Gamescom Opening Night: Awesome, Awesome, Awesome...
Gestern Abend wurde die Gamescom mit der Opening Night (S'ouvre dans une nouvelle fenêtre) offiziell eröffnet - tatsächlich live vor Publikum, also fast so wie früher. Manchmal gab es sogar Jubel, wenn auch nicht so euphorisch oder gar hysterisch wie zu E3-Zeiten, als es noch diese inzestuösen Pressekonferenzen gab.
Die spürbare, aber eher gedämpfte Freude mag auch daher rühren, dass Sony, Nintendo sowie die ganz großen Highlights in Köln bekanntlich fehlen. Die unspektakulären Gamescom Awards wirkten wie Placebos und nach so manchen Weltpremieren war es sogar verdächtig leise in der Halle, so als wären sich alle der Irrelevanz bewusst. Zumal die Art der Inszenierung nicht gerade vorteilhaft ist.
Zwar sorgten Interviews für etwas Abwechslung, aber im Stakkato dieser Trailershow schien irgendwann alles in einem bunten und blutigen Brei zu verschwimmen, bei dem die eingestreuten gesellschaftlichen Mahnungen vom Klima bis zum Krieg natürlich gut gemeint, aber auch irgendwie fehl am Platze wirkten - da schien die bizarre Werbung für das Pokémon-Auto fast harmonischer integriert.
Spätestens als es die Zuschaltung zur ESA-Astronautin Samantha Cristoforetti gab, wurde die Rolle der Spielebranche galaktisch überhöht. Ich liebe Spiele, ich wertschätze Kreativität, ich bin Zocker durch und durch. Aber wenn alle überall betonen wie unfassbar wichtig und wunderbar dieses Hobby für die Menschheit und den Planeten ist, wird es peinlich. Es gibt faszinierende Bücher, Comics, Filme, Brettspiele und tatsächlich auch Videospiele - fertig.
Natürlich geht es auf dieser Bühne nicht anders, zumal sich alle zurecht darüber freuen, dass es nach Corona endlich wieder eine Messe zum Anfassen gibt. Geoff Keighley ist ein smarter Gastgeber und ein Profi, also muss er in seiner Show knallhart durchheucheln, wie "Awesome" alle Spiele sind, wie "Awesome" alle Artdesigns sind und wie "Awesome" alle Teams sind.
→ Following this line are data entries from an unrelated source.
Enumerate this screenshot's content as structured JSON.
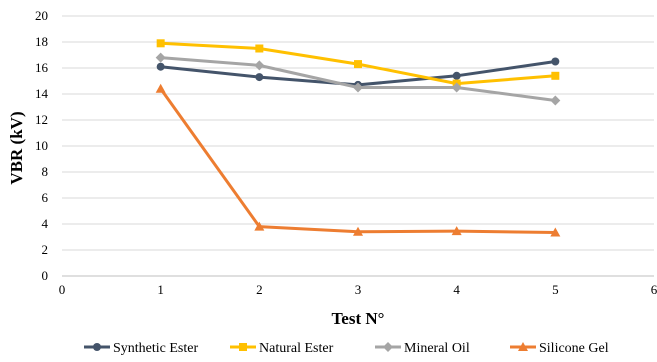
{
  "chart_data": {
    "type": "line",
    "xlabel": "Test N°",
    "ylabel": "VBR (kV)",
    "xlim": [
      0,
      6
    ],
    "ylim": [
      0,
      20
    ],
    "x_ticks": [
      0,
      1,
      2,
      3,
      4,
      5,
      6
    ],
    "y_ticks": [
      0,
      2,
      4,
      6,
      8,
      10,
      12,
      14,
      16,
      18,
      20
    ],
    "grid": "horizontal",
    "legend_position": "bottom",
    "x": [
      1,
      2,
      3,
      4,
      5
    ],
    "series": [
      {
        "name": "Synthetic Ester",
        "color": "#44546A",
        "marker": "circle",
        "values": [
          16.1,
          15.3,
          14.7,
          15.4,
          16.5
        ]
      },
      {
        "name": "Natural Ester",
        "color": "#FFC000",
        "marker": "square",
        "values": [
          17.9,
          17.5,
          16.3,
          14.8,
          15.4
        ]
      },
      {
        "name": "Mineral Oil",
        "color": "#A5A5A5",
        "marker": "diamond",
        "values": [
          16.8,
          16.2,
          14.5,
          14.5,
          13.5
        ]
      },
      {
        "name": "Silicone Gel",
        "color": "#ED7D31",
        "marker": "triangle",
        "values": [
          14.4,
          3.8,
          3.4,
          3.45,
          3.35
        ]
      }
    ]
  }
}
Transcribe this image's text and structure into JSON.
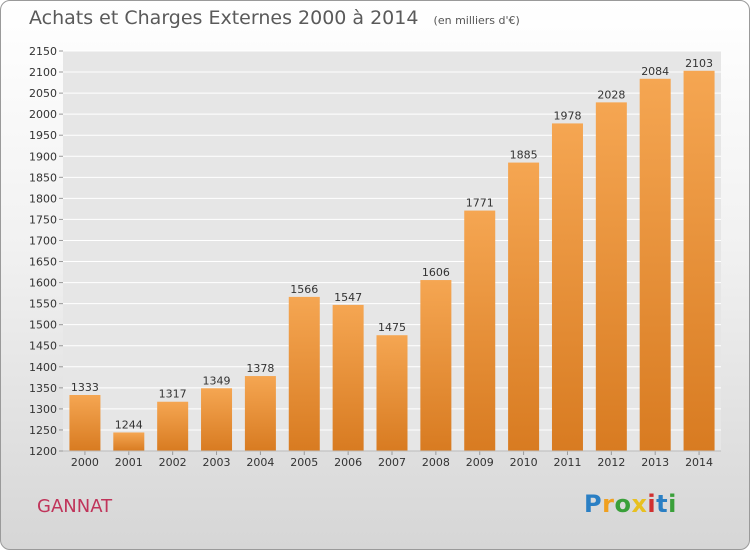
{
  "title": "Achats et Charges Externes 2000 à 2014",
  "unit_note": "(en milliers d'€)",
  "commune": "GANNAT",
  "brand": "Proxiti",
  "colors": {
    "bar_top": "#f5a652",
    "bar_bottom": "#d87b21",
    "grid": "#ffffff",
    "commune": "#c0345a"
  },
  "chart_data": {
    "type": "bar",
    "title": "Achats et Charges Externes 2000 à 2014",
    "categories": [
      "2000",
      "2001",
      "2002",
      "2003",
      "2004",
      "2005",
      "2006",
      "2007",
      "2008",
      "2009",
      "2010",
      "2011",
      "2012",
      "2013",
      "2014"
    ],
    "values": [
      1333,
      1244,
      1317,
      1349,
      1378,
      1566,
      1547,
      1475,
      1606,
      1771,
      1885,
      1978,
      2028,
      2084,
      2103
    ],
    "ylim": [
      1200,
      2150
    ],
    "yticks": [
      1200,
      1250,
      1300,
      1350,
      1400,
      1450,
      1500,
      1550,
      1600,
      1650,
      1700,
      1750,
      1800,
      1850,
      1900,
      1950,
      2000,
      2050,
      2100,
      2150
    ],
    "grid": true,
    "data_labels": true
  }
}
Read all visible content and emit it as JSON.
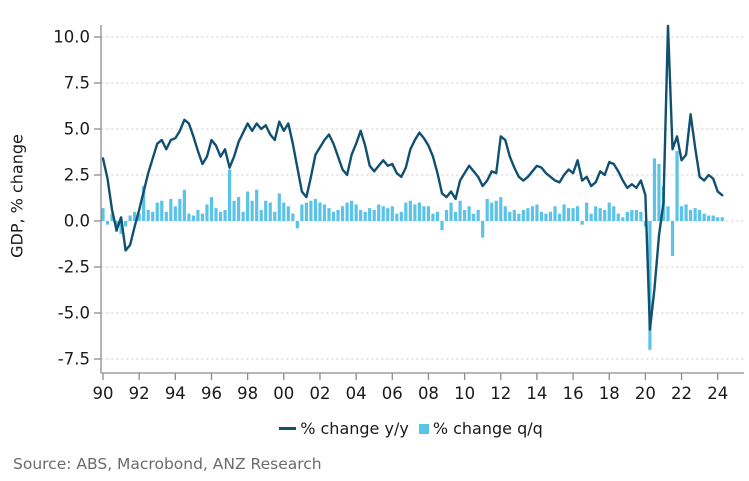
{
  "chart": {
    "ylabel": "GDP, % change",
    "source": "Source: ABS, Macrobond, ANZ Research"
  },
  "chart_data": {
    "type": "line+bar",
    "title": "",
    "xlabel": "",
    "ylabel": "GDP, % change",
    "x_frequency": "quarterly",
    "x_start": "1990Q1",
    "x_end": "2024Q2",
    "xticklabels": [
      "90",
      "92",
      "94",
      "96",
      "98",
      "00",
      "02",
      "04",
      "06",
      "08",
      "10",
      "12",
      "14",
      "16",
      "18",
      "20",
      "22",
      "24"
    ],
    "yticklabels": [
      "10.0",
      "7.5",
      "5.0",
      "2.5",
      "0.0",
      "-2.5",
      "-5.0",
      "-7.5"
    ],
    "ylim": [
      -8.3,
      10.7
    ],
    "grid": true,
    "legend_position": "bottom",
    "colors": {
      "line": "#11506f",
      "bar": "#5bc2e8",
      "grid": "#d4d4d4",
      "axis": "#8c8c8c",
      "tick_text": "#1a1a1a",
      "source_text": "#6b6b6b"
    },
    "series": [
      {
        "name": "% change y/y",
        "type": "line",
        "color": "#11506f",
        "values": [
          3.4,
          2.3,
          0.6,
          -0.5,
          0.2,
          -1.6,
          -1.3,
          -0.3,
          0.6,
          1.6,
          2.6,
          3.4,
          4.2,
          4.4,
          3.9,
          4.4,
          4.5,
          4.9,
          5.5,
          5.3,
          4.6,
          3.8,
          3.1,
          3.5,
          4.4,
          4.1,
          3.5,
          3.9,
          2.9,
          3.5,
          4.3,
          4.8,
          5.3,
          4.9,
          5.3,
          5.0,
          5.2,
          4.7,
          4.4,
          5.4,
          4.9,
          5.3,
          4.2,
          2.9,
          1.6,
          1.3,
          2.4,
          3.6,
          4.0,
          4.4,
          4.7,
          4.2,
          3.5,
          2.8,
          2.5,
          3.6,
          4.2,
          4.9,
          4.1,
          3.0,
          2.7,
          3.0,
          3.3,
          3.0,
          3.1,
          2.6,
          2.4,
          2.9,
          3.9,
          4.4,
          4.8,
          4.5,
          4.1,
          3.5,
          2.6,
          1.5,
          1.3,
          1.6,
          1.2,
          2.2,
          2.6,
          3.0,
          2.7,
          2.4,
          1.9,
          2.2,
          2.7,
          2.6,
          4.6,
          4.4,
          3.5,
          2.9,
          2.4,
          2.2,
          2.4,
          2.7,
          3.0,
          2.9,
          2.6,
          2.4,
          2.2,
          2.1,
          2.5,
          2.8,
          2.6,
          3.3,
          2.2,
          2.4,
          1.9,
          2.1,
          2.7,
          2.5,
          3.2,
          3.1,
          2.7,
          2.2,
          1.8,
          2.0,
          1.8,
          2.2,
          1.4,
          -5.9,
          -3.7,
          -0.8,
          1.0,
          10.6,
          3.9,
          4.6,
          3.3,
          3.6,
          5.8,
          4.0,
          2.4,
          2.2,
          2.5,
          2.3,
          1.6,
          1.4
        ]
      },
      {
        "name": "% change q/q",
        "type": "bar",
        "color": "#5bc2e8",
        "values": [
          0.7,
          -0.2,
          0.4,
          -0.6,
          -0.7,
          -0.3,
          0.3,
          0.5,
          0.4,
          1.9,
          0.6,
          0.5,
          1.0,
          1.1,
          0.5,
          1.2,
          0.8,
          1.2,
          1.7,
          0.4,
          0.3,
          0.6,
          0.4,
          0.9,
          1.3,
          0.7,
          0.5,
          0.6,
          2.8,
          1.1,
          1.3,
          0.5,
          1.6,
          1.1,
          1.7,
          0.6,
          1.1,
          1.0,
          0.5,
          1.5,
          1.0,
          0.8,
          0.4,
          -0.4,
          0.9,
          1.0,
          1.1,
          1.2,
          1.0,
          0.9,
          0.7,
          0.5,
          0.6,
          0.8,
          1.0,
          1.1,
          0.9,
          0.6,
          0.5,
          0.7,
          0.6,
          0.9,
          0.8,
          0.7,
          0.8,
          0.4,
          0.5,
          1.0,
          1.1,
          0.9,
          1.0,
          0.8,
          0.8,
          0.4,
          0.5,
          -0.5,
          0.6,
          1.0,
          0.5,
          1.1,
          0.6,
          0.8,
          0.4,
          0.6,
          -0.9,
          1.2,
          1.0,
          1.1,
          1.3,
          0.8,
          0.5,
          0.6,
          0.4,
          0.6,
          0.7,
          0.8,
          0.9,
          0.5,
          0.4,
          0.5,
          0.8,
          0.4,
          0.9,
          0.7,
          0.7,
          0.8,
          -0.2,
          1.0,
          0.4,
          0.8,
          0.7,
          0.6,
          1.0,
          0.8,
          0.4,
          0.2,
          0.5,
          0.6,
          0.6,
          0.5,
          -0.3,
          -7.0,
          3.4,
          3.1,
          1.9,
          0.8,
          -1.9,
          3.8,
          0.8,
          0.9,
          0.6,
          0.7,
          0.6,
          0.4,
          0.3,
          0.3,
          0.2,
          0.2
        ]
      }
    ]
  }
}
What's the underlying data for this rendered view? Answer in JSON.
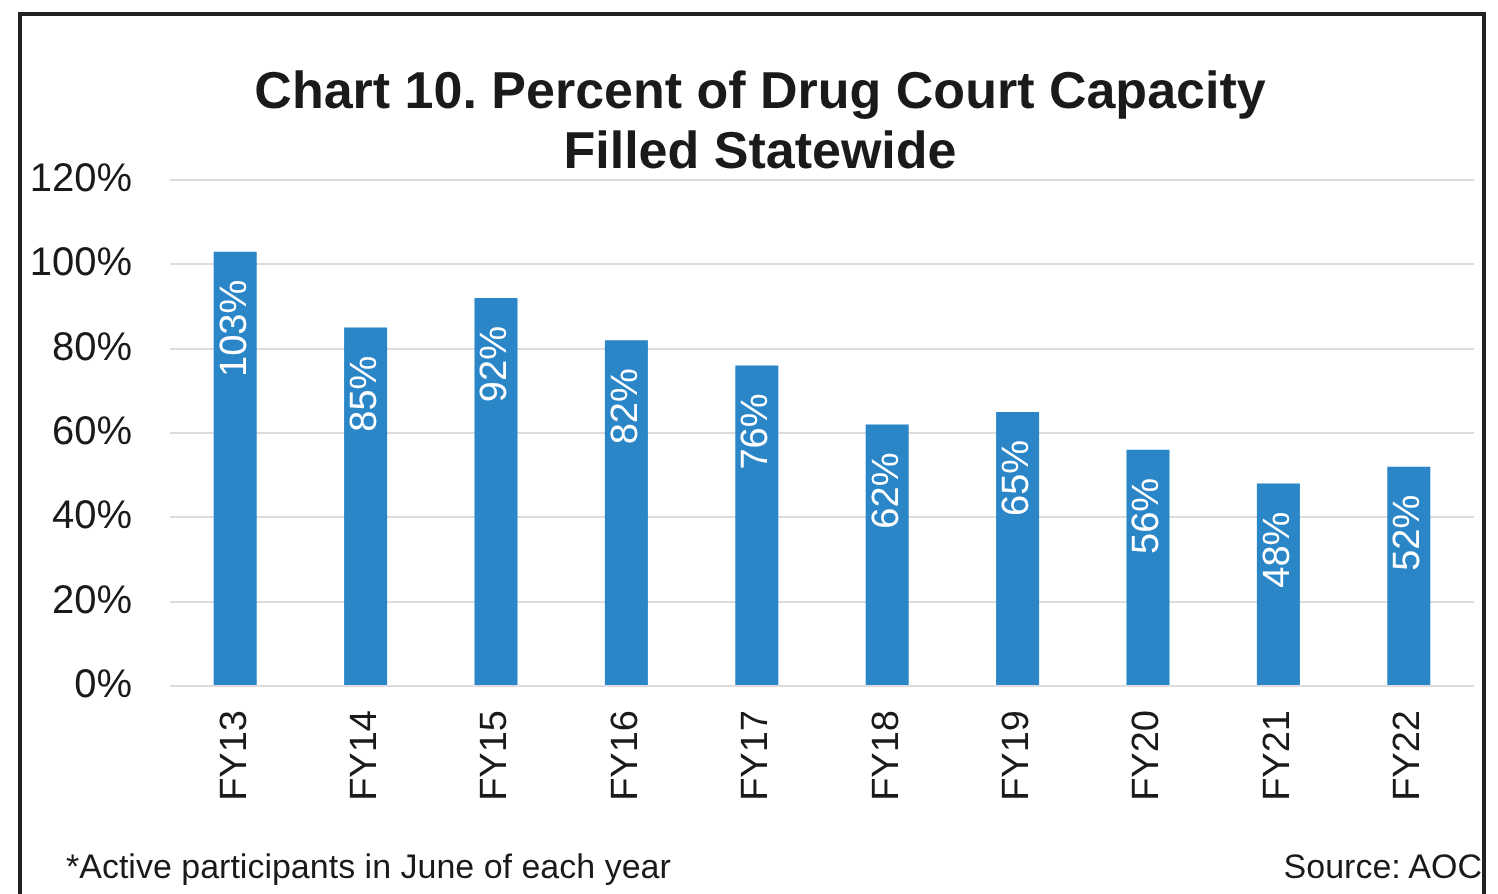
{
  "chart_data": {
    "type": "bar",
    "title": "Chart 10. Percent of Drug Court Capacity Filled Statewide",
    "categories": [
      "FY13",
      "FY14",
      "FY15",
      "FY16",
      "FY17",
      "FY18",
      "FY19",
      "FY20",
      "FY21",
      "FY22"
    ],
    "values": [
      103,
      85,
      92,
      82,
      76,
      62,
      65,
      56,
      48,
      52
    ],
    "value_labels": [
      "103%",
      "85%",
      "92%",
      "82%",
      "76%",
      "62%",
      "65%",
      "56%",
      "48%",
      "52%"
    ],
    "color": "#2b86c8",
    "ylim": [
      0,
      120
    ],
    "yticks": [
      {
        "value": 0,
        "label": "0%"
      },
      {
        "value": 20,
        "label": "20%"
      },
      {
        "value": 40,
        "label": "40%"
      },
      {
        "value": 60,
        "label": "60%"
      },
      {
        "value": 80,
        "label": "80%"
      },
      {
        "value": 100,
        "label": "100%"
      },
      {
        "value": 120,
        "label": "120%"
      }
    ],
    "grid": "y",
    "annotations": [
      "*Active participants in June of each year",
      "Source: AOC"
    ]
  }
}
Aber als er ins Publikum fragte, ob jemand Homeworld gezockt hat und fast kein Jubel zurückschallte, war das eine ebenso schöne wie entlarvende Ruhe in einem Bildersturm. Da wurden so viele Eindrücke so schnell rausgeballert, dass es tatsächlich schmerzen konnte. Das Gute ist: Man kann dabei die gesunde Abscheu trainieren. Denn zwei, drei Sekunden reichen, um von einer der zig generischen Kulissen oder Mechaniken tatsächlich abgestoßen zu werden.
Vor allem, wenn man so etwas mit normalen Leuten schaut, die nicht aus der Branche kommen und fast keinen der Titel kennen. Denn sie wollen einfach mal sehen, was es so tolles Neues für PC und Konsole gibt. Statt "Awesome" nonstop hört man dann eher: Was ist das denn? Warum sieht das alles gleich aus? Wieso müssen die so peinliche Mucke unterlegen? Wieder so ein Geballer? Meinen die das ernst mit der Grafik? Gibt es nur noch denselben Scheiß?
Natürlich ist das komplett überzogen, ungerecht und undifferenziert. Schließlich gab es zwischen den hundertdrölfzig Spielen auch das eine oder andere, auf das man sich zurecht freuen kann - oder das neugierig macht. Außerdem hat Dorfromantik für etwas Zen-Ruhe gesorgt. Und selbst abgebrühte Berufszocker haben schließlich noch ein Herz für Spiele. Also machen sie sich in den zwei Stunden der Show reichlich kompetente Notizen. Hier sind meine:
The Lords of the Fallen = wer ist Hexworks? Deck13-Titel-Reboot?; Callisto Protocol = Gore-Abnutzung oder Horror?; Under the Waves = mal sehen; Moonbreaker = kitschig und wtf soll da Sanderson?; Lies of P = jup; Where Winds Meet = GoT für Arme?; Wyrdsong evtl. RPG-Geheimtipp; Deck13 macht Atlas Fallen = kein Soulslike?; Scars Above = joah; Blacktail = ?; Homeworld 3 = yes; Dead Island 2 = nope.